Shanghai Key Laboratory of Regulatory Biology, Institute of Biomedical Sciences and School of Life Sciences, East China Normal University, Shanghai, China.


Excess fat accumulation has been observed widely in farmed fish; therefore, efficient lipid-lowering factors have obtained high attention in the current fish nutrition studies. Dietary L-carnitine can increase fatty acid β-oxidation in mammals, but has produced contradictory results in different fish species. To date, the mechanisms of metabolic regulation of L-carnitine in fish have not been fully determined. The present study used zebrafish to investigate the systemic regulation of nutrient metabolism by dietary L-carnitine supplementation. L-carnitine significantly decreased the lipid content in liver and muscle, accompanied by increased concentrations of total and free carnitine in tissues. Meanwhile, L-carnitine enhanced mitochondrial β-oxidation activities and the expression of carnitine palmitoyltransferase 1 mRNA significantly, whereas it depressed the mRNA expression of adipogenesis-related genes.

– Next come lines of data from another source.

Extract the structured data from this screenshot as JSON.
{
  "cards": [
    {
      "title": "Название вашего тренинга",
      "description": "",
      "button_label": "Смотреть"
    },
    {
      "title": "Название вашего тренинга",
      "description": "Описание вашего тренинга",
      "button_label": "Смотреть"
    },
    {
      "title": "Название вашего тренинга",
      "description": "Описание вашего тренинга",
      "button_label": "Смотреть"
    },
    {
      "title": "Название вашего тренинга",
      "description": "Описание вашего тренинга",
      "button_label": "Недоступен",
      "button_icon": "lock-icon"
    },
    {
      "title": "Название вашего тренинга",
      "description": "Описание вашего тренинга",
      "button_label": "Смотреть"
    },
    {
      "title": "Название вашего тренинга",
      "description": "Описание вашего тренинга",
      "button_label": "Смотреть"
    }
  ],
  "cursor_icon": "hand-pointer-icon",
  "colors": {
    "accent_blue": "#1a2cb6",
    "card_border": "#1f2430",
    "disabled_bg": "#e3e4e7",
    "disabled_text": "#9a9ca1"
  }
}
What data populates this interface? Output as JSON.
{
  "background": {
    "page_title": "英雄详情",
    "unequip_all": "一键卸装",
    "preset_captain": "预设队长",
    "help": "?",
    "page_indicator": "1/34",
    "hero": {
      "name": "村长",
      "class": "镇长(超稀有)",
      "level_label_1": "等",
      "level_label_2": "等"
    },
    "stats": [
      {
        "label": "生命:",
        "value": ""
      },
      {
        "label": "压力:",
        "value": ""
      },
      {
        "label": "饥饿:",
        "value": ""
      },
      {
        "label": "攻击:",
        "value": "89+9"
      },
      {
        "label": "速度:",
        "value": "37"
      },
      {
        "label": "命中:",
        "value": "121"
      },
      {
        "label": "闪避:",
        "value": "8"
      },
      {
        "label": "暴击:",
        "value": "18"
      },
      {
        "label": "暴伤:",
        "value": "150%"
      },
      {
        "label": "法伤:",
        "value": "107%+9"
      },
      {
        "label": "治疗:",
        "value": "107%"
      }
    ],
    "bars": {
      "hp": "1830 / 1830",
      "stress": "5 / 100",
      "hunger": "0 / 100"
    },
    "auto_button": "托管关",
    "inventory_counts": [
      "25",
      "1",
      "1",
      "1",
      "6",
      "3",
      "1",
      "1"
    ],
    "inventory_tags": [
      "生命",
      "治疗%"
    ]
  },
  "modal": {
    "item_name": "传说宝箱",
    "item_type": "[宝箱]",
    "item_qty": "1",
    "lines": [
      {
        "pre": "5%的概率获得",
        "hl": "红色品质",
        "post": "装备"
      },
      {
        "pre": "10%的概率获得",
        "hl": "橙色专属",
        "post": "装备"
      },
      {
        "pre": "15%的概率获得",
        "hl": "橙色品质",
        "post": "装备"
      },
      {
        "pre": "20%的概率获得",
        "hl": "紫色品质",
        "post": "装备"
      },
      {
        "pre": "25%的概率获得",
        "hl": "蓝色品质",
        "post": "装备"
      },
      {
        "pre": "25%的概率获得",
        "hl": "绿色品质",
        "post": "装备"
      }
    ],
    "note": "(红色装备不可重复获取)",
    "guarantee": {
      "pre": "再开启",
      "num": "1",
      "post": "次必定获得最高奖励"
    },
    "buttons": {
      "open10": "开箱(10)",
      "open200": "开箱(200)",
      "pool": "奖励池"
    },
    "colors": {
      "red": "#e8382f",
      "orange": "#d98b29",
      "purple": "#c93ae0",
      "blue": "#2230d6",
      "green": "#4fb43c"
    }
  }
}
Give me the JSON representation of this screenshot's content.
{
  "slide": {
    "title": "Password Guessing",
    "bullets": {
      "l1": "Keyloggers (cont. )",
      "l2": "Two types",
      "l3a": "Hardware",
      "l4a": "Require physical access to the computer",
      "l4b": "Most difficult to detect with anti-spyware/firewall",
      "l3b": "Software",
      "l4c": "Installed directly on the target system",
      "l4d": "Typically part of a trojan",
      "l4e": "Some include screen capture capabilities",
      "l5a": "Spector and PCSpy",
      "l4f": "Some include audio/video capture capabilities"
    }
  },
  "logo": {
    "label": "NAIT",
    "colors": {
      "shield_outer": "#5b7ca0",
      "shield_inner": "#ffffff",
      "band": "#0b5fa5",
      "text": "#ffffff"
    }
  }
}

In addition, L-carnitine caused higher glycogen deposition in the fasting state, and increased and decreased the mRNA expressions of gluconeogenesis-related and glycolysis-related genes, respectively. L-carnitine also increased the hepatic expression of mTOR in the feeding state. Taken together, dietary L-carnitine supplementation decreased lipid deposition by increasing mitochondrial fatty acid β-oxidation, and is likely to promote protein synthesis. However, the L-carnitine-enhanced lipid catabolism would cause a decrease in glucose utilization. Therefore, L-carnitine has comprehensive effects on nutrient metabolism in fish.